A colleague asked me to provide further information on history’s “Creative Hothouses”, such as ancient Athens, Renaissance Florence, the creative communities of the Parisian cafes and salons (early 1900s) and the German Bauhaus (1919-1933). Following is a summary of history’s creative hothouses.
Ancient Athens
The Athenians during the Golden Age of Greece (500 – 300 BC), created forms of history, mathematics, democracy, political science, philosophy, drama, architecture and sculpture, that continue to influence our world today. The hothouse of Athens was able to fuse a number of cultural domains into distinctive forms such as buildings, literature and politics. Thousands of years later the achievements of Athens played a crucial role in inspiring the Renaissance.
European Renaissance
The Renaissance Period (1300 to 1600), particularly in Florence, was characterised as the age of exploration with an emergence of new knowledge that influenced art and science. The knowledge from the ancient Greco-Roman period, that had lay dormant for a millennium, suddenly gained a renewed interest that further influenced the explosion of art and science. Advances in a number of industries occurred, including, travel, metallurgy, optics, ballistics, construction and agriculture. An exponential growth of wealth and knowledge also drove the emergence of the nation-state, each with its increased military power. The legacy created by the Renaissance Period was in the form of art. Life-like oil paintings and sculptures, the use of perspective, and the design of visually inspiring architecture was developed during the Renaissance.
The Parisian Cafes and Salons
During the early twentieth century, following the Paris World Fair in 1900, an industrial boom occurred in Europe and the United States, bringing new technological developments such as the horseless carriage, the wireless radio, widespread use of the telephone, and the proliferation of electric light bulbs. It was also the time when Albert Einstein published his first paper on the Theory of Relativity. During the early 1900s the Parisian cafes were social hubs fuelled by coffee, wine, and creative passion, where people would meet in an environment conducive to sharing mutually stimulating ideas and conversations. Gertrude Stein’s apartment also became one of the significant hothouses in Paris in the 1920s, with gatherings every Saturday night (salons) and visits throughout the week. Stein collected paintings of notable artists such as Picasso, Matisse and Braque before they became famous. The apartment became a salon of creativity where artists, poets and writers (Pablo Picasso, Guillaume Apollinaire, Ernest Hemingway and Thornton Wilder to name a few) came together to share their experiences and fuel creative inspiration through the process of osmosis.
German Bauhaus
The German Bauhaus (1919-1933) under the leadership of Walter Gropius provided a workshop experience for architecture, sculpture, art and design. It also became the creative hub that bridged art and business where new creations could be transformed into products for the market. It brought together the cultural and physical landscapes to develop and stimulate students through transfering the skills of the masters. Many students then became masters teaching their learnings and experiences to future students. In 1934 when the Nazis declared all modern art to be ‘un-German”, the Bauhaus moved to Chicago where it became the New Bauhaus and later the Institute of Design.
Common Characteristics
The hothouses in history had a number of characteristics that were common, particularly the ability to accomplish the following (extracted from “The Hothouse Effect”):
- Sustain a high level of innovative creativity for a significant period of time
- Draw on the knowledge and innovation of the broader cultural community to which it belonged
- Spawn geniuses whose achievements climax the work of many other practitioners at all levels of achievements
- Establish a new paradigm, that is, a new way of doing things that informs its creative products and establishes new principles, procedures and standards.

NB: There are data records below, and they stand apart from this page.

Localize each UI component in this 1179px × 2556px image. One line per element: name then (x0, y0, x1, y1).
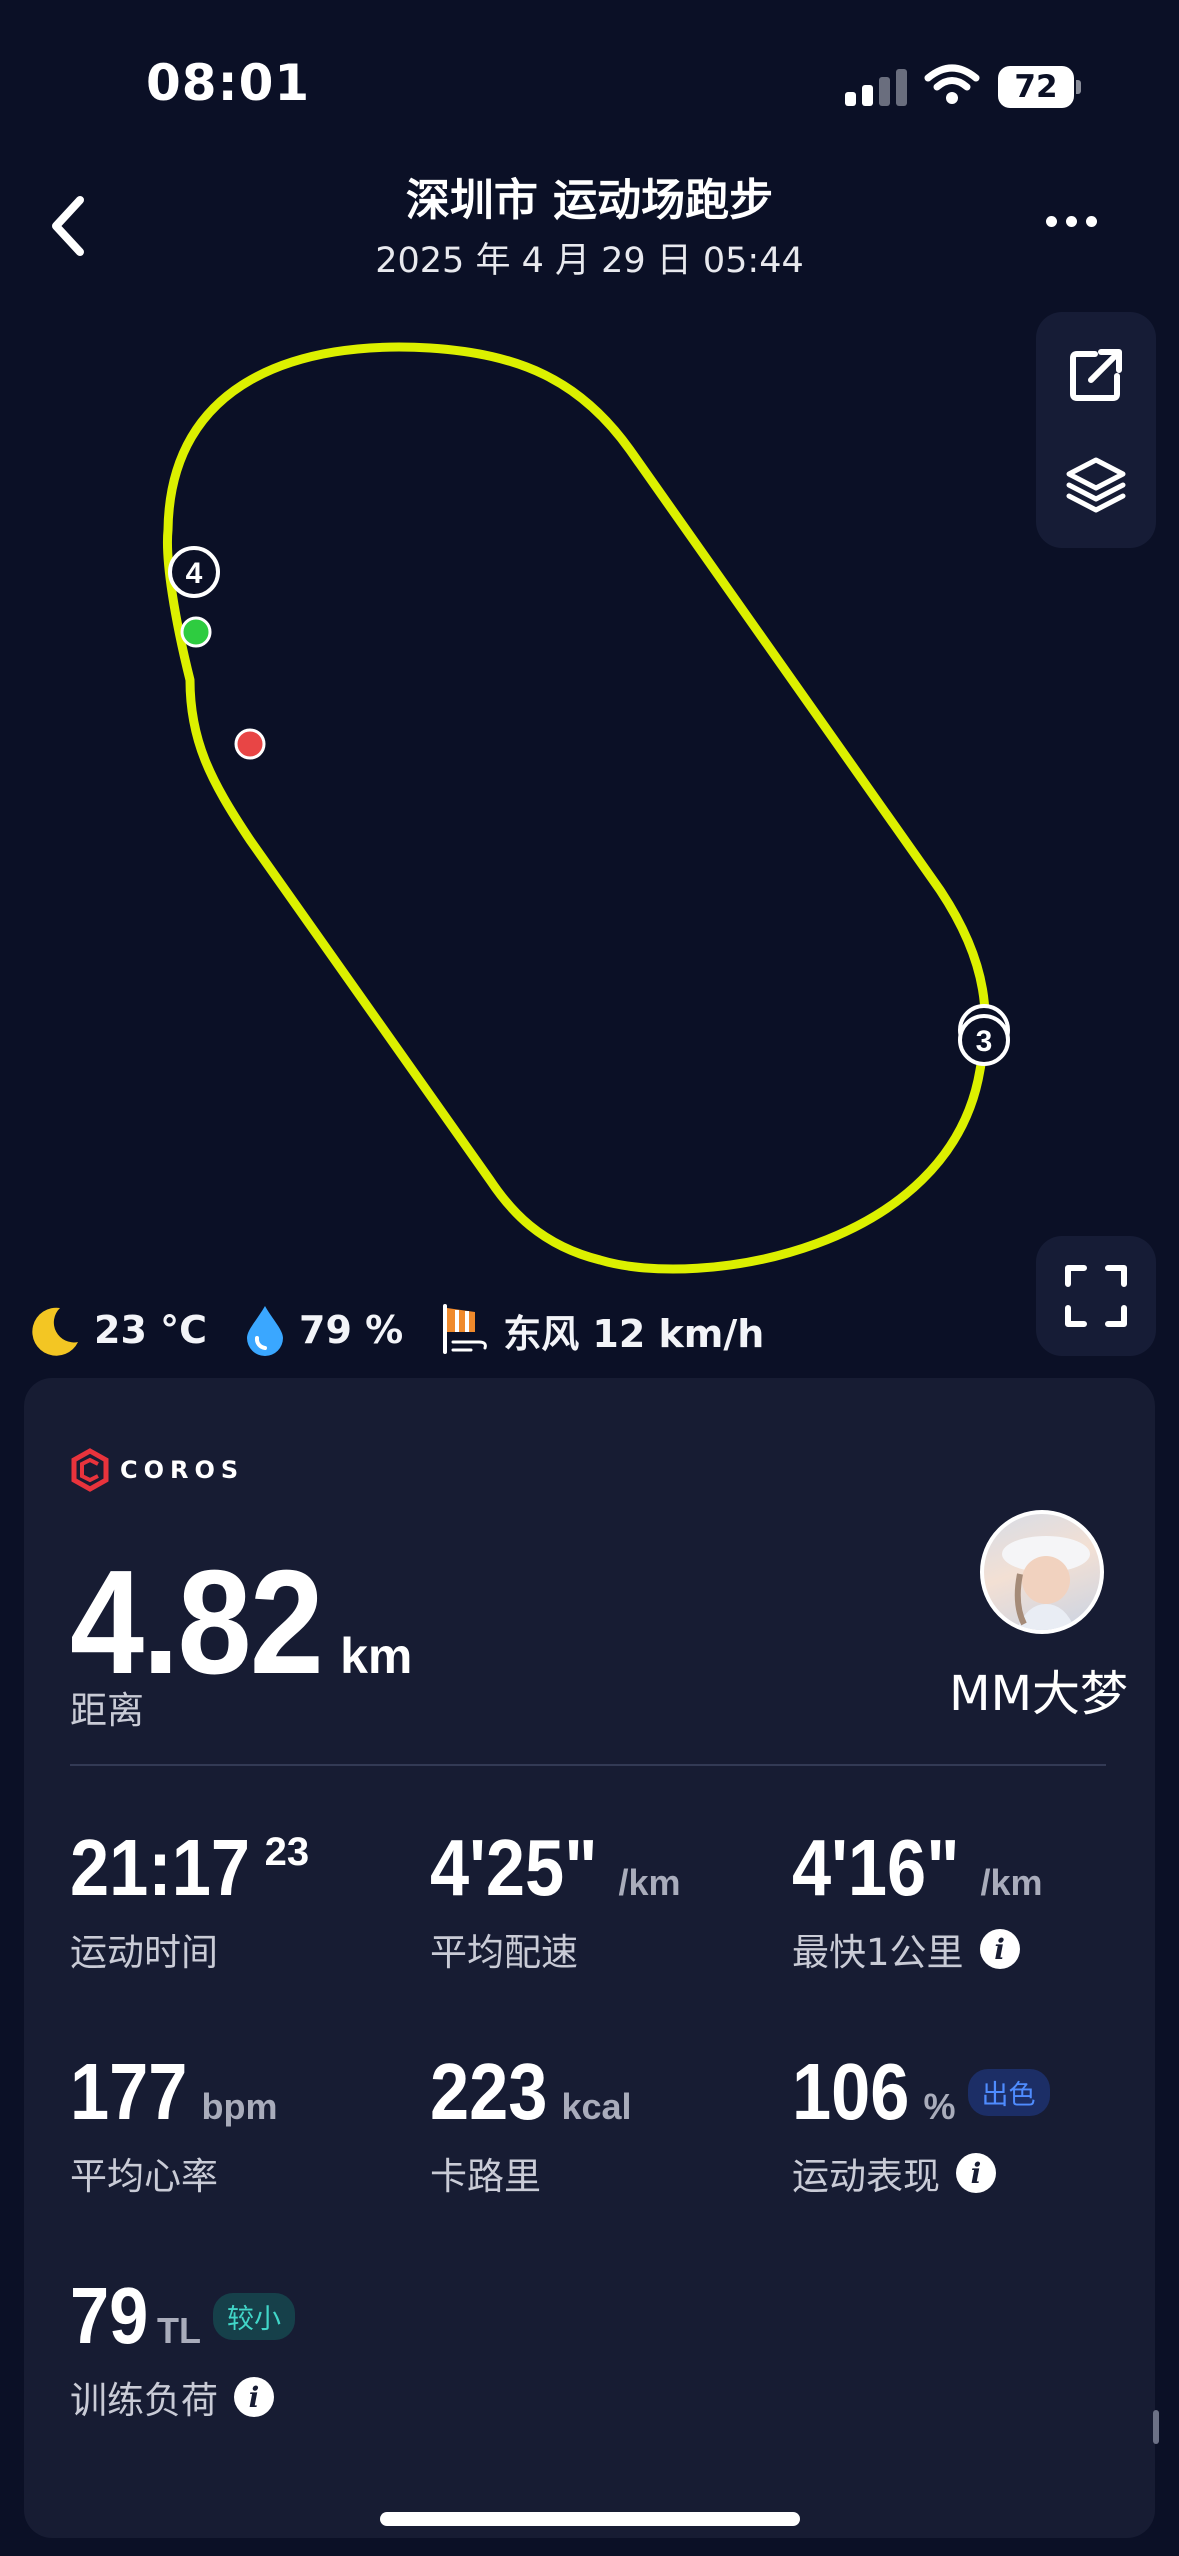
metric-duration: 21:17 23 运动时间 (70, 1823, 310, 1974)
home-indicator[interactable] (380, 2512, 800, 2526)
more-options-button[interactable] (1046, 216, 1097, 227)
brand-logo: COROS (70, 1448, 244, 1492)
metric-fastest-km: 4'16" /km 最快1公里 i (792, 1823, 1043, 1974)
route-track (163, 342, 990, 1274)
route-map[interactable]: 4 3 (0, 300, 1179, 1280)
water-drop-icon (247, 1306, 283, 1356)
battery-icon: 72 (998, 66, 1074, 108)
start-point-marker (180, 616, 212, 648)
share-button[interactable] (1036, 320, 1156, 430)
metric-training-load: 79 TL 较小 训练负荷 i (70, 2270, 295, 2424)
weather-bar: 23 °C 79 % 东风 12 km/h (26, 1296, 800, 1364)
lap-marker-4: 4 (168, 546, 220, 598)
map-tools-panel (1036, 312, 1156, 548)
lap-marker-3: 3 (958, 1004, 1010, 1066)
divider (70, 1764, 1106, 1766)
distance-label: 距离 (70, 1689, 144, 1732)
moon-icon (32, 1307, 78, 1356)
performance-badge: 出色 (967, 2068, 1050, 2116)
brand-name: COROS (120, 1456, 245, 1484)
wifi-icon (924, 64, 980, 104)
activity-detail-screen: 08:01 72 深圳市 运动场跑步 2025 年 4 月 29 日 05:44… (0, 0, 1179, 2556)
username: MM大梦 (949, 1666, 1128, 1722)
temperature: 23 °C (26, 1302, 207, 1358)
avatar-photo (1002, 1536, 1090, 1630)
avatar[interactable] (980, 1510, 1104, 1634)
layers-icon (1066, 457, 1126, 513)
map-layers-button[interactable] (1036, 430, 1156, 540)
metric-performance: 106 % 出色 运动表现 i (792, 2046, 1050, 2200)
fullscreen-button[interactable] (1036, 1236, 1156, 1356)
wind-flag-icon (443, 1304, 488, 1354)
end-point-marker (234, 728, 266, 760)
share-icon (1070, 349, 1122, 401)
humidity: 79 % (243, 1304, 403, 1356)
activity-summary-card: COROS 4.82 km 距离 MM大梦 21:17 23 运动时间 4'25… (24, 1378, 1155, 2538)
metric-calories: 223 kcal 卡路里 (430, 2047, 632, 2198)
metric-avg-heart-rate: 177 bpm 平均心率 (70, 2047, 278, 2198)
info-icon[interactable]: i (234, 2377, 274, 2417)
page-title: 深圳市 运动场跑步 (405, 175, 774, 226)
svg-text:4: 4 (186, 557, 203, 590)
fullscreen-icon (1065, 1265, 1127, 1327)
wind: 东风 12 km/h (439, 1302, 764, 1358)
distance-unit: km (340, 1628, 413, 1684)
battery-cap (1076, 80, 1081, 94)
svg-text:3: 3 (976, 1025, 993, 1058)
metric-avg-pace: 4'25" /km 平均配速 (430, 1823, 681, 1974)
training-load-badge: 较小 (212, 2292, 295, 2340)
cellular-signal-icon (845, 68, 907, 106)
info-icon[interactable]: i (979, 1929, 1020, 1969)
coros-logo-icon (71, 1448, 109, 1492)
scroll-indicator[interactable] (1153, 2410, 1159, 2444)
status-time: 08:01 (146, 54, 311, 112)
activity-datetime: 2025 年 4 月 29 日 05:44 (375, 241, 804, 281)
info-icon[interactable]: i (956, 2153, 996, 2193)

- Achieve wide recognition and establish a lasting legacy to which future generations continually return to emulate.
It may also be interesting to study some of the more modern creative hothouses, such as Silicon Valley, and learn how intellectual exchanges led, in this example, to the development of the “dot.com boom”.
You may also know of other creative hothouses, local regional or national, that you would like to share.